We’ve moved. After almost twenty-five years in the same house, collecting stuff at a speed rivaling that of a packrat on steroids, we decided to downsize. More accurately, we were forced to downsize and move--there was simply no more room in the old ramshackle, five-bedroom house. Unless you count that tiny spot in the spice cabinet where I finally threw out the tin of paprika, circa 1986. I horded that empty space for weeks, agonizing over what to stick back in there; new cheesy Florida souvenir I picked up at Goodwill or my high blood pressure medication. Decisions, decisions.
It had gotten so bad that, virtually, every nook was filled, every cranny was...what is a cranny anyway? The barn was stuffed to the cob-webbed rafters with Dan’s tools and his own brand of packrattery. Most of which is stuff unrecognizable to me. Maybe that’s the key to the sanctity of men’s collections. If women can’t decipher what the heck it is, they are less likely to use it as a trivet, stir paint with it, or craft it into a throw pillow.
And is it built in to their DNA or something, this obsession men have with saving tiny screws in baby food jars? Ok, ok I can understand that one, after all, I still have most of my children’s baby teeth lovingly wrapped in Kleenex and tucked into my jewelry boxes. Three kids, times twenty-eight teeth each, you do the math.
Dan, bless his organized heart, was also responsible for the huge collection of boxes taking up the entire attic. Empty boxes. Whenever we bought anything new, toaster, computer, refrigerator, Dan made a point of keeping the “original” box. We might need to pack that item up someday, he reasoned. Unfortunately, the box always outlived its contents leaving us with enough “original” boxes to build a small original corrugated nation.
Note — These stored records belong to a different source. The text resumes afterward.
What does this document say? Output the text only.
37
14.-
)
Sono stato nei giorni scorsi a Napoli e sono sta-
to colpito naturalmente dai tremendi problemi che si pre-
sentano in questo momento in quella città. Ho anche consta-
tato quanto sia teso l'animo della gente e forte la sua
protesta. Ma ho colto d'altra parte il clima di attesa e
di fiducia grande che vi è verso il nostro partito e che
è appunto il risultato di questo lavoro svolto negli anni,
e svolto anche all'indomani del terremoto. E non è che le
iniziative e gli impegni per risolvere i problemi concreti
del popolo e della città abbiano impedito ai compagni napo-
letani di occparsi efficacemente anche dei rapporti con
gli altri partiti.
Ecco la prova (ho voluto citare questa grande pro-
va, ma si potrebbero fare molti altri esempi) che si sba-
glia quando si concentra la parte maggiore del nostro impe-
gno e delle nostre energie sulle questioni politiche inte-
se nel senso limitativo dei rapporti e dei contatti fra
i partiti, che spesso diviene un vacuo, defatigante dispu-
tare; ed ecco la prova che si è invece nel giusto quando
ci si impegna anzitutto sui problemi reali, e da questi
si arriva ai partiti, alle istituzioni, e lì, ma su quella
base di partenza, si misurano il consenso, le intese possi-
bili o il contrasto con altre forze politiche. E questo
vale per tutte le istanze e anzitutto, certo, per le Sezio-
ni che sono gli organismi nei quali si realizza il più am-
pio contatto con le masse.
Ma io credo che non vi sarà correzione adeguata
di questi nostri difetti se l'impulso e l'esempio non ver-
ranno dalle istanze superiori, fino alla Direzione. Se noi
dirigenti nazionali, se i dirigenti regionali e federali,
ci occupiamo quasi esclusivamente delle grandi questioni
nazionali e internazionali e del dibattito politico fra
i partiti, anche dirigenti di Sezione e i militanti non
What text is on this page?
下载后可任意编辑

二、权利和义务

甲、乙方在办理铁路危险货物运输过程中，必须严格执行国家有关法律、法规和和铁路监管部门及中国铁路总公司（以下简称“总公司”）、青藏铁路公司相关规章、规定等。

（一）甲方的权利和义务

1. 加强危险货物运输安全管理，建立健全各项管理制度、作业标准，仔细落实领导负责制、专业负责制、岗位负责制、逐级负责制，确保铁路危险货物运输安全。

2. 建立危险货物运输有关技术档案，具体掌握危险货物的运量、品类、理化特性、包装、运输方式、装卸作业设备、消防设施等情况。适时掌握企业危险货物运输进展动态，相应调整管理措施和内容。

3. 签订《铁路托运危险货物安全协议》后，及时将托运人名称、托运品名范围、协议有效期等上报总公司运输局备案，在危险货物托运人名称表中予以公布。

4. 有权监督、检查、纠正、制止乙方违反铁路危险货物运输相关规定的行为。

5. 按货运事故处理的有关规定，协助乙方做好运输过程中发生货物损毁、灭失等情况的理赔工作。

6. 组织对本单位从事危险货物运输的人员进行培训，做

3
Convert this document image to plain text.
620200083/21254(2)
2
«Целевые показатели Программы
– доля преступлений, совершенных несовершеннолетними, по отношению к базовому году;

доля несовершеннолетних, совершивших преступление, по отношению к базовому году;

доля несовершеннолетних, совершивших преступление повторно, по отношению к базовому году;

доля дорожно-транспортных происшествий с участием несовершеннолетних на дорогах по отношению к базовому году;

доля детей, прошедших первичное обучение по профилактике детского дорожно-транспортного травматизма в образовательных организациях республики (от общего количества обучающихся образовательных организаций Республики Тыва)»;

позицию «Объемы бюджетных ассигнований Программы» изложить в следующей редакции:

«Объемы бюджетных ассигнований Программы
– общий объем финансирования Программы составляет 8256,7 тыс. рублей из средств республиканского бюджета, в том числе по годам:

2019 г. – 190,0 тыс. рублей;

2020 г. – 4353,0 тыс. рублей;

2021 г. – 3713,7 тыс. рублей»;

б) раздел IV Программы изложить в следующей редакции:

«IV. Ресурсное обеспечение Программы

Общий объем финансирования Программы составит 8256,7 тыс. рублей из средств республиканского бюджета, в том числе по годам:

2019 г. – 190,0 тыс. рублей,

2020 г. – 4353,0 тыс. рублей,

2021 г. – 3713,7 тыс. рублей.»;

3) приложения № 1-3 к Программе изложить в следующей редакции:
My packrattery is much worse than Dan’s, however. Much, much worse. While his stuff is generally relegated to the barn and attic and ocassionally the trunk of the car, mine stretched the length and breadth of the entire house and the yards as well. Collections of old View Master viewers, piles of National Geographic magazines spanning the ages with such arcane articles as “Kuala Lumpur, Jewel of the Wooden Ruler Industry” or “Pork Rinds, Not Just Bubba’s Snack Anymore”, mayonnaise jars full of buttons, four typewriters, bags of pine cones, cookie canisters exploding with wads of rubber bands (instead of cookies--my kids gave up hoping years ago), hundreds of antiquated peg-style clothes pins, oh I could go on, but let’s just say, I may have a teensy problem when it comes to collecting stuff, or letting it go.
Now that we’ve finally decided (read: were forced) to downsize and move to a smaller home, I’ve gotten through the initial withdrawal period by telling myself I’ll be much better off without all the extraneous trappings of materialism--as long as I can keep a few beloved pieces. The lava lamp came with us, the Don Mattingly photo and Carrom game (baseball fans will understand), most of the books, all of the record albums (except maybe the Time-Life series of Slim Whitman’s Greatest Hits), the garden gargoyles, the toad house, the bee skep, my pirated rattan porch furniture, somebody stop me...maybe I’d better review those extraneous trappings.
So, how does one relieve oneself of extra stuff, you might ask. The first step to getting rid of excess packrattage is of course, your children. No, I don’t mean get rid of the kids themselves (though some days...) no, I mean make your kids come home and take the stuff you’ve been storing for them in the attic (along with your husband's collection of "original" boxes) since they went off to college—sixteen years ago. There are only so many stuffed animals that the average chipmunk can chew into nesting material.
Next, push as much stuff as possible off on your neighbors. Remember, you’re moving. As long as you don’t give them a forwarding address, they can’t drop it back in your yard after dark or while you’re at the grocery store.
After that, start filling the pick-up truck with all the stuff you haven’t used in the last year and cart it off to the recycling center. This includes all exercise equipment, every low fat cookbook, the vacuum cleaner, and that can’t-live-without-it kitchen aid you bought from the QVC channel one night when you couldn’t sleep.
Or, one of the best ways I’ve found is (Warning: Testimonial Alert) something called Freecycle.com. An internet give-away site that challenges its members to “change the world, one landfill at a time.” No, really. To date, I’ve unloaded, er, given away an old movie projector, a baby gate, a garden bench, a do-it-yourself tire balancer set, headboards, tables and chairs, crafting items, and a stack of Pennsylvania Game News magazines from the early 1980’s (I reeeally hated to part with them). And I’ve met some very nice people in the process.
The house we’ve moved into is roughly half the size of the old one. The closets are small enough to be called imperfections in the drywall and there is no barn. But I’m not worried. I’ve already got a plan for future collections.
As long as Dan sticks to the tiniest of screws in the smallest of jars, there's sure to be room for the grandkid’s baby teeth.